Have you confirmed that you modified the correct DTB and you have re-flashed the board to apply the change?

I edited these two files:

~/nvidia/nvidia_sdk/JetPack_5.1.2_Linux_JETSON_AGX_XAVIER_TARGETS/Linux_for_Tegra/kernel/dtb/tegra194-p2888-0001-p2822-0000.dts

and

~/nvidia/nvidia_sdk/JetPack_5.1.2_Linux_JETSON_AGX_XAVIER_TARGETS/Linux_for_Tegra/bootloader/t186ref/tegra194-a02-bpmp-p2888-a04.dts

Today I reformatted a separate AGX Xavier development environment. On this one I put a fresh install of 35.5.0. The bug in not getting out of BUS-OFF from 5.1.2 is gone as expected, however these issues are replicating on both:

  1. the BPMP change is not being recognized.

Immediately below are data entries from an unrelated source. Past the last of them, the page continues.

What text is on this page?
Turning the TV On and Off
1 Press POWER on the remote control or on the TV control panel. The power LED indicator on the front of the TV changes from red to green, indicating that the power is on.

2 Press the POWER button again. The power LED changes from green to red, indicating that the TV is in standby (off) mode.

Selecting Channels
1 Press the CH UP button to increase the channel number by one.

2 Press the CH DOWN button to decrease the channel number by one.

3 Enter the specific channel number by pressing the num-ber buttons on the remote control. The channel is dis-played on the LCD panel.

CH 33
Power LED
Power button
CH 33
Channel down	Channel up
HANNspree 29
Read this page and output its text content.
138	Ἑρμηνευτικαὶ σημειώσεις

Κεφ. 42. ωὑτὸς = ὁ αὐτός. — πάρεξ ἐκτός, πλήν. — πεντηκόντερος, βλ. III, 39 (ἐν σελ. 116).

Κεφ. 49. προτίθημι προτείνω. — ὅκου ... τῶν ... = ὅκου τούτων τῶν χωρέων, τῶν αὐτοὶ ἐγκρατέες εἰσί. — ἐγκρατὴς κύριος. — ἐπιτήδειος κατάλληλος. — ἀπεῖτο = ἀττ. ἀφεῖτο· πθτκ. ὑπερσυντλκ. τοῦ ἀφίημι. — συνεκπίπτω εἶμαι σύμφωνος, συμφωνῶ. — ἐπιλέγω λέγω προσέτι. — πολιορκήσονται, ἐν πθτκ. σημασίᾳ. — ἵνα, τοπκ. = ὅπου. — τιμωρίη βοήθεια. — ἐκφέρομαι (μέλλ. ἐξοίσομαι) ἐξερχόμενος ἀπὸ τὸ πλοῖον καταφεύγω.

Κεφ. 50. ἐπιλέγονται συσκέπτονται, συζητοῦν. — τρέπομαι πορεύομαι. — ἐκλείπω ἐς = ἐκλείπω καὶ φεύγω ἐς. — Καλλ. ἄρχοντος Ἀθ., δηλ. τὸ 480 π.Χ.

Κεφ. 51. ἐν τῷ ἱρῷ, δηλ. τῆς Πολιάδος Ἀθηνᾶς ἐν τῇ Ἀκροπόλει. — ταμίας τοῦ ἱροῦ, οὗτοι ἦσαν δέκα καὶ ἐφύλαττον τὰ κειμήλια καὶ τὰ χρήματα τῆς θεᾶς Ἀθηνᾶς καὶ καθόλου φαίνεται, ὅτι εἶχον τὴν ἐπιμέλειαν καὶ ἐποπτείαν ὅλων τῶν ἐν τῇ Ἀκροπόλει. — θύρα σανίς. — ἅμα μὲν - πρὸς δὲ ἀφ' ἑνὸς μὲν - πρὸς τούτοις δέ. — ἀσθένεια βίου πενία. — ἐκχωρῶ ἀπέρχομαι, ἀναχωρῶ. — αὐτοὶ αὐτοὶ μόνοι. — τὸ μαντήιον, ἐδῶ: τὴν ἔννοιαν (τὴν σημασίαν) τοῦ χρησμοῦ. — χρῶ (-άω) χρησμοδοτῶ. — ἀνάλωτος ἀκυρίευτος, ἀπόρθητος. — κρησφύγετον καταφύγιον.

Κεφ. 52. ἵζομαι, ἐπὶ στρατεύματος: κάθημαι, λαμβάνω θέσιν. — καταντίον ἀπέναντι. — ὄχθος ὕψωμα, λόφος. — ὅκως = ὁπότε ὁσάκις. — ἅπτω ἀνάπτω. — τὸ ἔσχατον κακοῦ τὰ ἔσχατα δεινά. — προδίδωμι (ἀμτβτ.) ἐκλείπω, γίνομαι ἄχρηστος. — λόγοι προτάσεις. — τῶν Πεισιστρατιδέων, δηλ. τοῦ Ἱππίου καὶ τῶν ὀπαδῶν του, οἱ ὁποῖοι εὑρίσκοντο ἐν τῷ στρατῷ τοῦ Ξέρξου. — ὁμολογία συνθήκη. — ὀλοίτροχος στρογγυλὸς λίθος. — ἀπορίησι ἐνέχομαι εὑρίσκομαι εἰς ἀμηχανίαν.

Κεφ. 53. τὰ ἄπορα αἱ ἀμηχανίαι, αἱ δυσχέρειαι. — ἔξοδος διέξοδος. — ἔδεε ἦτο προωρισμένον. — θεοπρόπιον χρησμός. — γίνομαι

I still have to manually load pll_aon.
  2. Also, on both of them, if I execute

cangen can0 -I 555 -D 1122334455667788 -g 10

I show three packets on RX and 24 bytes, then it goes to BUS-OFF. On Jetpack 5.1.3 I can put the interface down and up and do it again. On 5.1.2 I have to use modprobe to restart it. This problem exists on Can0 and Can1. Can0 is properly terminated. I’ve even done this test with both of them connected to eachother with tranceisvers and twisted pair wire. An example of what I see:

10: can0: <NO-CARRIER,NOARP,UP,ECHO> mtu 16 qdisc pfifo_fast state DOWN mode DEFAULT group default qlen 10
link/can promiscuity 0 minmtu 0 maxmtu 0
can state BUS-OFF (berr-counter tx 248 rx 0) restart-ms 0
bitrate 1000000 sample-point 0.740
tq 20 prop-seg 18 phase-seg1 18 phase-seg2 13 sjw 1
mttcan: tseg1 2…255 tseg2 0…127 sjw 1…127 brp 1…511 brp-inc 1
mttcan: dtseg1 1…31 dtseg2 0…15 dsjw 1…15 dbrp 1…15 dbrp-inc 1
clock 50000000
re-started bus-errors arbit-lost error-warn error-pass bus-off
0 0 0 1 1 1 numtxqueues 1 numrxqueues 1 gso_max_size 65536 gso_max_segs 65535
RX: bytes packets errors dropped overrun mcast
24 3 0 0 0 0
TX: bytes packets errors dropped carrier collsns
0 0 0 0 0 0

One question that may matter: On Clocks — NVIDIA Jetson Linux Developer Guide 1 documentation it says to

Edit the kernel DTS file to make CAN use PLLAON as parent and remove PLLAON (entry 0x4 0x5e) from the list of clocks to be disabled:

However, the actual Kernel DTS entries are as follows:

clocks-init {
compatible = “nvidia,clocks-config”;
status = “okay”;

            disable {
                    clocks = <0x2ee 0x5e 0x04 0x09 0x04 0x0b>;
            };
    };

Am I supposed to delete 0x2ee 0x5e? I’m confused on this one.

Please advise on all issues.

I would suggest updating the device tree from the source rather than the one decompile from dtb.

Could you share the full flash log for further check?